Bu olguyu bir üst perdeye taşıdığımızda:
Anne-Baba, kuralları koyan ve yürüten Devlet formu.
Çocuk, devlet formunun belirlediği sınırlarda yaşamını sürdüren halk formu.
Çatı da belli sınırlarla korunmuş vatan formudur.
Her ailenin kendi kurallar bütünü olduğu gibi perspektifi büyüttüğümüzde devlet teşkilatında da bu kurallar bütünü Yasa adını alır.
Bu sac ayağını kurmuş devlet artık egemenlik sahibidir.
Egemenlik ya da bir başka tabirle Hakimiyet zorlayıcı süreçler sonucu kazanılan bir imtiyazdır. Ve her imtiyazda olduğu gibi korunmadıkça çeşitli riskler ile sıhhati tehlikeye girebilen bir olgudur hakimiyet.
Peki hakimiyet nasıl kurulur ve nasıl korunmalı derseniz şimdi gelin bu kavram etrafında tarihin seyrini inceleyelim.
Dünya karasının hakimiyeti.
Denizlerin hakimiyeti.
Uzayın Hakimiyeti.
HAKİMİYET TEORİLERİ
- Deniz Hakimiyet Teorisi
Alfred Mahan. Denizlerin Clausewitz’i, ABD' nin deniz stratejisinin oluşumunun en etkin belirleyicisi. Alanda önemli eserler bıraktığını da hemen belirtelim.
Tarihteki her gelişme kendisiyle birlikte yeni bir doktrin yaratır.
Gemi teknolojisindeki gelişmeler ile tarihte ilk kez Hollanda'dan Ümit burnuna deniz yoluyla ulaşımın sağlanması coğrafi keşifler çağını başlatmıştı.
Coğrafi keşiflerin yarattığı doktrin, ülkelerin dünyanın farklı kıtalarında yer alan zenginliklere ne kadar hakim olabilirseniz o kadar zenginlik ve güç sahibi olacağınıza dayanan bir anlayış doğurmuştu.
İşte bu noktada coğrafi keşiflerin yarattığı cazibe ile oluşan yeni dünyayı Deniz hakimiyeti üzerinden kontrol etme doktrinin en etkili savunucusu A.Mahan, ABD' nin stratejik dünya hakimiyetinin ancak deniz egemenliği üzerinden oluşabileceğini savundu.

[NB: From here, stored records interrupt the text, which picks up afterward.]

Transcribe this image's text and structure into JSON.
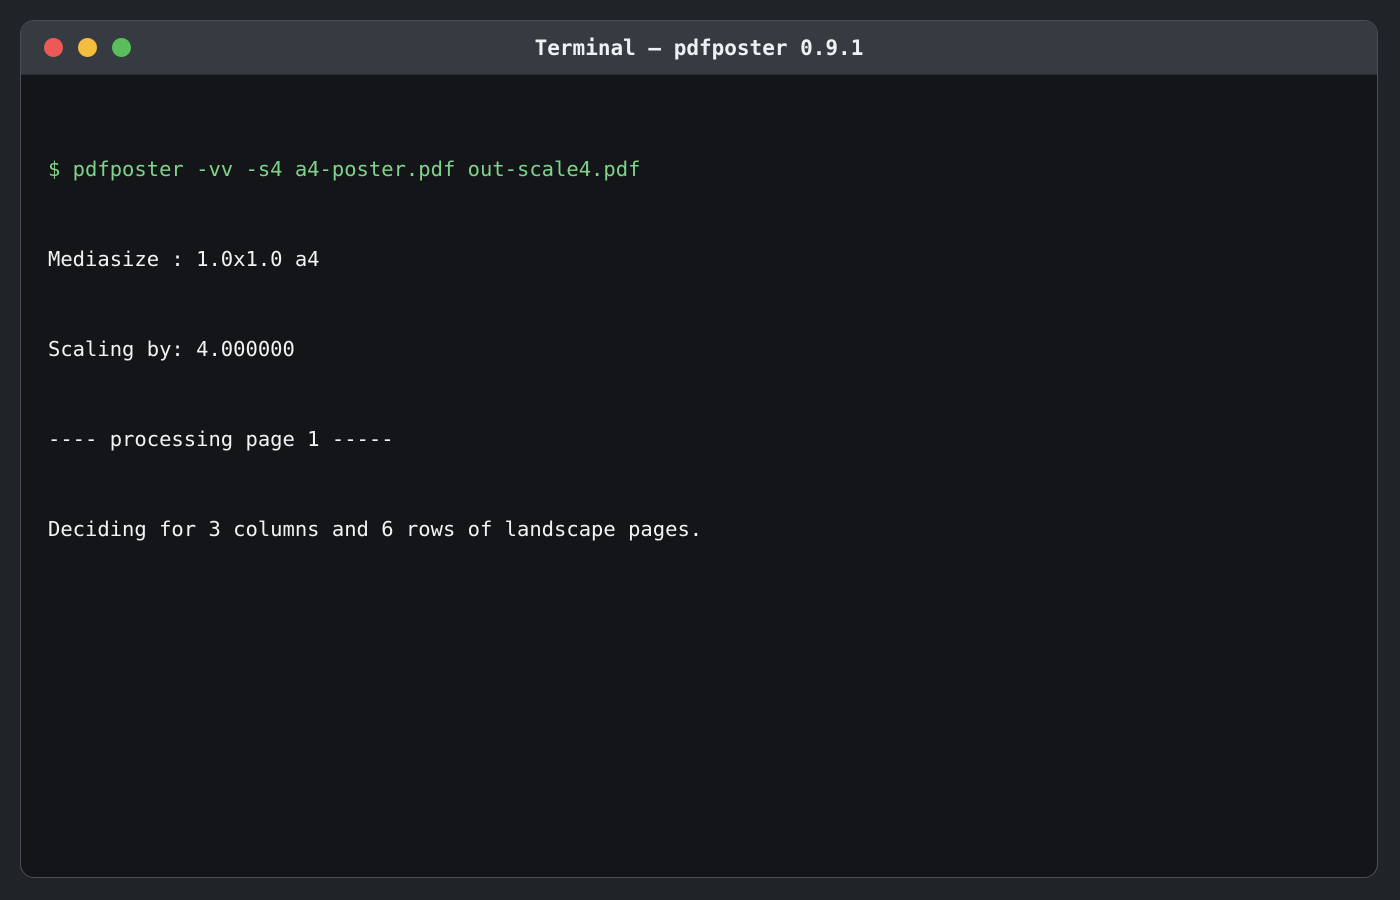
{
  "window": {
    "title": "Terminal — pdfposter 0.9.1",
    "controls": {
      "close_color": "#ec5a55",
      "minimize_color": "#f5bd3d",
      "maximize_color": "#5abf5b"
    }
  },
  "terminal": {
    "prompt_color": "#7fd38a",
    "text_color": "#f2f3f4",
    "lines": [
      "$ pdfposter -vv -s4 a4-poster.pdf out-scale4.pdf",
      "Mediasize : 1.0x1.0 a4",
      "Scaling by: 4.000000",
      "---- processing page 1 -----",
      "Deciding for 3 columns and 6 rows of landscape pages."
    ]
  }
}
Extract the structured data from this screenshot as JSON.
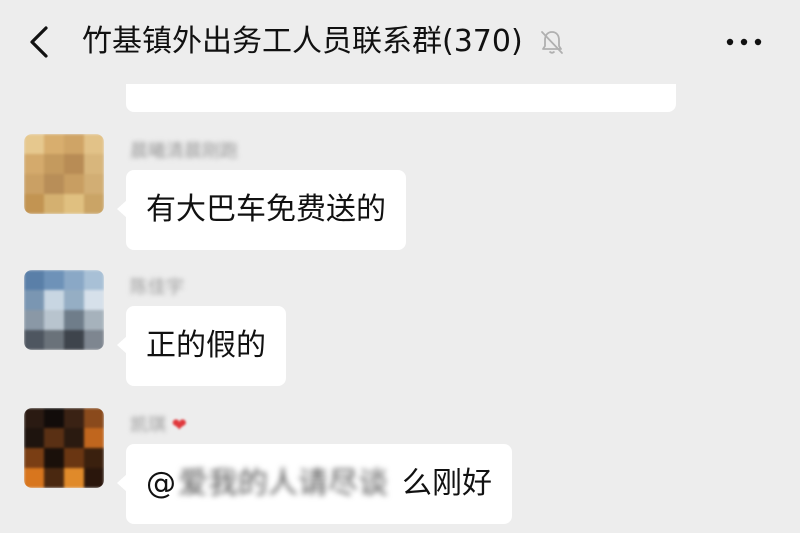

Mahan'ın güç denizlere egemen olmakla kazanılır sözünü de not olarak düşelim buraya.
Denizin önemini anlayabilmek için Prof.Dr.İ.Hamit Hancı ve Av.Alp Aslan'ın Kamu Türk Dergisi, Mart 2019 sayısında yayınlanan Deniz taşımacılığı ve Terör başlıklı yazısı çok mühim doneler barındırmaktadır. İlgililerine incelemelerini salık veriyorum.
"Deniz taşımacılığı hava yoluna göre 14, kara yoluna göre 7, demiryoluna göre de 3.5 kat daha ucuz olması nedeniyle en çok tercih edilen ulaşım şeklidir. Dünya ticaretinin ithal ve ihraç yüklerinin %75 'inin deniz yoluyla taşınmakta olduğu yine ilgili yazıda bulunan kritik bir bilgi."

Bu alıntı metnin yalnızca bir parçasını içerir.